郭明優氏の死去は、台湾でも報じられ、話題となっています。

創造「台灣沒有的台灣拉麺」! 日本台裔料理人郭明優逝世

「自由時報」に掲載された産経新聞の矢板明夫氏の話によると、郭明優氏が台湾ラーメンを開発したのは、1つには台湾を懐かしむため、もう1つはブランド力を高めるためだったそうですが、50年以上前の時代には台湾と日本の交流があまりなく、「天津飯」や「広東麺」など、日本では外国の地名を冠した料理の例が他にもたくさんあることから、日本の消費者の多くは台湾ラーメンを台湾人がよく食べる料理だと思ってしまったと分析しています。

矢板明夫氏によれば、当初、台湾ラーメンは名古屋でしか食べられなかったものの、1980年代後半に突然、「辛いものを食べると痩せる」と唐辛子を食べることが日本中で流行したため、辛くておいしい台湾ラーメンが全国に広まり、インスタントラーメンにもなったとのことです。

また、面白いことに、台湾ラーメンが台湾に輸入された際には、名前は「名古屋ラーメン」に変更されたとのこと。

野嶋氏によれば、「全国的に有名になった『背脂』で知られる尾道ラーメンも、朱阿俊という台湾人が広島県尾道市の『朱家園』で戦後まもなく売り出した『中華そば』が始まりだった」そうです。

日本が誇るラーメン文化には、台湾人も大きく関わっているのです。

野嶋氏のインタビューで、郭明優氏は台湾で暮らしたことはないものの、自身のアイデンティティを「台湾人」と明確に定義しています。そして、「台湾は清朝の時代から中国に世話になったことはない。日本の50年間があったから台湾はここまで発展できたし、日本人と台湾人はいちばん性格が合うと私は思っています」と述べています。
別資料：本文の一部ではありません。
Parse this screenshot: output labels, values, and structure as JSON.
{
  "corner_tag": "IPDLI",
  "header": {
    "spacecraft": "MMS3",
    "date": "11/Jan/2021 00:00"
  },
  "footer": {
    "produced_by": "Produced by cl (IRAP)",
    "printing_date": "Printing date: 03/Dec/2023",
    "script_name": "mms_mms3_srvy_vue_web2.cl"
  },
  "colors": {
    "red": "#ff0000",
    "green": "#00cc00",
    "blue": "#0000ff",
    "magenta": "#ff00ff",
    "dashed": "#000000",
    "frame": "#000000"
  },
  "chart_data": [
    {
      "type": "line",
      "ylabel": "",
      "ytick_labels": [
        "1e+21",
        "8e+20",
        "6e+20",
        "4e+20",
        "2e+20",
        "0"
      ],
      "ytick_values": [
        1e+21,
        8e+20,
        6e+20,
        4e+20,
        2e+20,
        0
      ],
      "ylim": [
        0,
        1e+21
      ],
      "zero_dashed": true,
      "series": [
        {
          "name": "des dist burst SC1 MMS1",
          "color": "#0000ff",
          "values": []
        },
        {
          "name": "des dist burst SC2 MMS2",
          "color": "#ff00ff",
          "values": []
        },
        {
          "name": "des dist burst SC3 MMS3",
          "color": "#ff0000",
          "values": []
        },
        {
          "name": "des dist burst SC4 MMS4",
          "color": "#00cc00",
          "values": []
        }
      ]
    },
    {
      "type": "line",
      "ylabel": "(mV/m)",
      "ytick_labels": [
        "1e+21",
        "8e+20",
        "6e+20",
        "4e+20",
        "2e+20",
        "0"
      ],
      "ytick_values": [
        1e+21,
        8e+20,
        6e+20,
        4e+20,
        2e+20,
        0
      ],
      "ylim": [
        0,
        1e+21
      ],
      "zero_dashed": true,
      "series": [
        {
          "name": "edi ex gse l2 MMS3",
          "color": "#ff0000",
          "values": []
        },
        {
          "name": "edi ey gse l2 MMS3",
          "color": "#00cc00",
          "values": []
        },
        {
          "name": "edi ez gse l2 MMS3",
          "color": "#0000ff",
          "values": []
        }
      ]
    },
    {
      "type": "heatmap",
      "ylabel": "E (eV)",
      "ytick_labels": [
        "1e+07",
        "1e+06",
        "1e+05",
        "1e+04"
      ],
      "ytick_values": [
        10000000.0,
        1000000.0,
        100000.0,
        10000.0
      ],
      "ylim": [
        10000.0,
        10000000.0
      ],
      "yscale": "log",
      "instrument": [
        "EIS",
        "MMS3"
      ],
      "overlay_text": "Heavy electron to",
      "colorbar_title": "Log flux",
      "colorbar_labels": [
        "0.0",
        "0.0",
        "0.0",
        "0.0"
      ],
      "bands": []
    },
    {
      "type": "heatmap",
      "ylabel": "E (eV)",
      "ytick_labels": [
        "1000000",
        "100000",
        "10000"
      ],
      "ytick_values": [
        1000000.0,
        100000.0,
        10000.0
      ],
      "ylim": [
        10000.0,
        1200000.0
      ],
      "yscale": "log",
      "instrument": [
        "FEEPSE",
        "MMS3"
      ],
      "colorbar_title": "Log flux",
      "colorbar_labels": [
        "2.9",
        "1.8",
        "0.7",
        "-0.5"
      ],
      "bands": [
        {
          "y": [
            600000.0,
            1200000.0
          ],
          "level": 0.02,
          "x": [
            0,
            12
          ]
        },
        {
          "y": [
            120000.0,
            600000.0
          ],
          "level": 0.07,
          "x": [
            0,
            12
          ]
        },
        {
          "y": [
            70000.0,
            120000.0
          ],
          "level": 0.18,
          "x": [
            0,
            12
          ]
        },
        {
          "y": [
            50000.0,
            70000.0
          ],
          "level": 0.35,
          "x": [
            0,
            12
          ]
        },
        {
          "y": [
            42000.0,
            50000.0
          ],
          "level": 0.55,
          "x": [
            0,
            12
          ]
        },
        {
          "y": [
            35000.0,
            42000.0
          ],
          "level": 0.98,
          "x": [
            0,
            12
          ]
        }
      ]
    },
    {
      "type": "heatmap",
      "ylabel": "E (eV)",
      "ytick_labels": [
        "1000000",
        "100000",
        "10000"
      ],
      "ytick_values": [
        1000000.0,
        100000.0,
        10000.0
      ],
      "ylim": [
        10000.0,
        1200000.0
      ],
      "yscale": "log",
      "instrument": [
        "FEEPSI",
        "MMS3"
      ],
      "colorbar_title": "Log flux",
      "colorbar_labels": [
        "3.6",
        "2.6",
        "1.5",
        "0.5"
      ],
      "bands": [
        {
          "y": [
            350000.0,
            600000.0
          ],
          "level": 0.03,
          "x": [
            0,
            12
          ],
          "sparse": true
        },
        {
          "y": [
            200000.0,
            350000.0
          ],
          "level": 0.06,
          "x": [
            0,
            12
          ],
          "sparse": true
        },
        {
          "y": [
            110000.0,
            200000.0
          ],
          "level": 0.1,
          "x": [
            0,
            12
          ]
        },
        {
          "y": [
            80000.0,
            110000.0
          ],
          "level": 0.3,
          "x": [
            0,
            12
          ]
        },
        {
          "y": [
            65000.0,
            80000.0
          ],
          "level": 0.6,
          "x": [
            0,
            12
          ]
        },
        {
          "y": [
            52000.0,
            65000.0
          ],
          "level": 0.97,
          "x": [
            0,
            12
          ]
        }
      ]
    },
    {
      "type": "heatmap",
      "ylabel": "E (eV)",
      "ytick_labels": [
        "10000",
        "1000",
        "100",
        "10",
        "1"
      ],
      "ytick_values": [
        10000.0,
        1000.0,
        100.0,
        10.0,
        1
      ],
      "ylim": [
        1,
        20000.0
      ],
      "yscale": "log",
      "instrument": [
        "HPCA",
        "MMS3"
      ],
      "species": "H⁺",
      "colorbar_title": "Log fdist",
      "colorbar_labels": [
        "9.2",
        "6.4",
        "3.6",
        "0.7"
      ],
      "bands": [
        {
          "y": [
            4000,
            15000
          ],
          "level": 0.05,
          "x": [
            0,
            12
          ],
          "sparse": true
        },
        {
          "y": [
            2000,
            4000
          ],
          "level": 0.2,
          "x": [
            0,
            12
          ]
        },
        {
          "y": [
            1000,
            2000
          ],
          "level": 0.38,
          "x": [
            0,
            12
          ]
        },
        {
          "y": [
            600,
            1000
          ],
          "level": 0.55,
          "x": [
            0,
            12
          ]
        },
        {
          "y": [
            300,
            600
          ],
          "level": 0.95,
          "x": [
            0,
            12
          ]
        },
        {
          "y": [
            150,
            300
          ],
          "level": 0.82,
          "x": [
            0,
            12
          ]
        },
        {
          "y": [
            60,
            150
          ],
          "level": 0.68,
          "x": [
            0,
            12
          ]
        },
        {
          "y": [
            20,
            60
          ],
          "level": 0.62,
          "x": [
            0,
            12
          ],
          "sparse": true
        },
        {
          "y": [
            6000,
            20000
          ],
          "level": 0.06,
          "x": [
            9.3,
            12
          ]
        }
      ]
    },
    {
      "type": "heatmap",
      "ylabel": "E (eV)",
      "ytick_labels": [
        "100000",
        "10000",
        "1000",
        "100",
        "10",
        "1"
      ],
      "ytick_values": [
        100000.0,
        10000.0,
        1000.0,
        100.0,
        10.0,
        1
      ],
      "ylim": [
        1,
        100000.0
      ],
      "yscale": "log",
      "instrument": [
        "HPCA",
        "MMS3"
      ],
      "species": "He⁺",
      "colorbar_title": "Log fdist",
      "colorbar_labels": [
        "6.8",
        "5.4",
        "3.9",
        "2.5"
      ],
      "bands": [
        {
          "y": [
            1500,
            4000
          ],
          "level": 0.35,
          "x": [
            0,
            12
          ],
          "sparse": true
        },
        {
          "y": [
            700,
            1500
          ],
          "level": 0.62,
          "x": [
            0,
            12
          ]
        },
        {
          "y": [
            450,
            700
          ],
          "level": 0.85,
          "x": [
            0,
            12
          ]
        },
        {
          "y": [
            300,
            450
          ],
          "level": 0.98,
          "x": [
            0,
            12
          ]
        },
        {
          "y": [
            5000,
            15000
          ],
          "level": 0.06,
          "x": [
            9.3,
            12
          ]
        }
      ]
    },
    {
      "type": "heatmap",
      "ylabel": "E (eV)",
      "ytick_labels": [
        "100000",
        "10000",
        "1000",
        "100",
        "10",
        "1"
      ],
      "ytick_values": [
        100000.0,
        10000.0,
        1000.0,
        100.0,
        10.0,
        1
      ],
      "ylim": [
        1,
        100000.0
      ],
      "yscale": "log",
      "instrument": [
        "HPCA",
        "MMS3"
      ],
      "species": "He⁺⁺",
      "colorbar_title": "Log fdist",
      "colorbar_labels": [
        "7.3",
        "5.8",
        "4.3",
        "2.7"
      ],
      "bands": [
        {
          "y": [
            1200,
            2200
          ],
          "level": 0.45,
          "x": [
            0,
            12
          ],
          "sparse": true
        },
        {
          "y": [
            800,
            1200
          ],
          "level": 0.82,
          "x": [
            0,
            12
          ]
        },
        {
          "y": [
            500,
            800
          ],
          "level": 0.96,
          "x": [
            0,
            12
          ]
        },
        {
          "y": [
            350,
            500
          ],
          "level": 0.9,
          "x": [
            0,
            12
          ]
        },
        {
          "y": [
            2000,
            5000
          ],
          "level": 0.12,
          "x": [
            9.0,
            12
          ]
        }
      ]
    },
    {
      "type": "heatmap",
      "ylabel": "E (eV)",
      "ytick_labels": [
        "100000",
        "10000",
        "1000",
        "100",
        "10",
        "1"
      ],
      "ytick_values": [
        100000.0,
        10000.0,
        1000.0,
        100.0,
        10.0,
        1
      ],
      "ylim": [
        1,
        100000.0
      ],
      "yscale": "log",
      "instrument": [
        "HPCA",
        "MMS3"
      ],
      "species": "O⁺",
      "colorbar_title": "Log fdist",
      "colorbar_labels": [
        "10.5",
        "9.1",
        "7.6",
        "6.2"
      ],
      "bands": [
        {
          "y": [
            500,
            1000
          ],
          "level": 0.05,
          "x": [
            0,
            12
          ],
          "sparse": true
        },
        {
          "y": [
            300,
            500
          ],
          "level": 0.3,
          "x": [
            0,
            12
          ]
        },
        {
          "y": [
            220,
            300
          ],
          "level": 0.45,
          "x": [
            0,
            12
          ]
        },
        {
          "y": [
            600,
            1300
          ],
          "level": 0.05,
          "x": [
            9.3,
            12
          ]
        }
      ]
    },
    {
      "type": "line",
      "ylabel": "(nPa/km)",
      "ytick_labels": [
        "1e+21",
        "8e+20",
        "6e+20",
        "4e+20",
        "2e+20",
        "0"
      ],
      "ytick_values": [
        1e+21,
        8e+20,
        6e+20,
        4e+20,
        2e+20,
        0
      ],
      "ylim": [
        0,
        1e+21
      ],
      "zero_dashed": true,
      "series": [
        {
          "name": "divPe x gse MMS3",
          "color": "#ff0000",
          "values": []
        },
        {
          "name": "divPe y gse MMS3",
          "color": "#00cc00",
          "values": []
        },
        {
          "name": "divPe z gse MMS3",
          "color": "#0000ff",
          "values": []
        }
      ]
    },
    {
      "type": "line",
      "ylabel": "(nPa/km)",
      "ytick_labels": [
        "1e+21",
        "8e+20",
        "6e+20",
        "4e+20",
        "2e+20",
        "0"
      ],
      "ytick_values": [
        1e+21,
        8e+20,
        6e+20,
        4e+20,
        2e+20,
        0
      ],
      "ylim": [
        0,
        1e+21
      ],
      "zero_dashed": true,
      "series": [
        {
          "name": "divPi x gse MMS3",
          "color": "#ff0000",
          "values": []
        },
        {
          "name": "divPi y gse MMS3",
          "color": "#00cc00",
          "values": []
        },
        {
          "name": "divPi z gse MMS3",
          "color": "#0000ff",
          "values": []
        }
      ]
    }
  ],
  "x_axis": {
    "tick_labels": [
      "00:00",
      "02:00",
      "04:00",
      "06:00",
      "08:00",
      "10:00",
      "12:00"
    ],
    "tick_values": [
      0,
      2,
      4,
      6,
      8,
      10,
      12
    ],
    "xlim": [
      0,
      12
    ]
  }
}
台湾人としての誇りと、日本への愛が、台湾ラーメンを生み出したともいえるでしょう。担仔麺をベースに生まれた台湾ラーメンが日本人に受け入れられ、大人気となったのも、必然だったのです。

矢板明夫は郭明玉に敬意を表し、「郭さんは日本と台湾の両方の特徴を組み合わせて新しい料理を発明し、台湾と日本の文化交流を促進しました。郭さん、万歳!」と自身のSNSに書いています。

私も日本と台湾のために尽くした偉大な同胞に、敬意と哀悼の意を捧げたいと思います。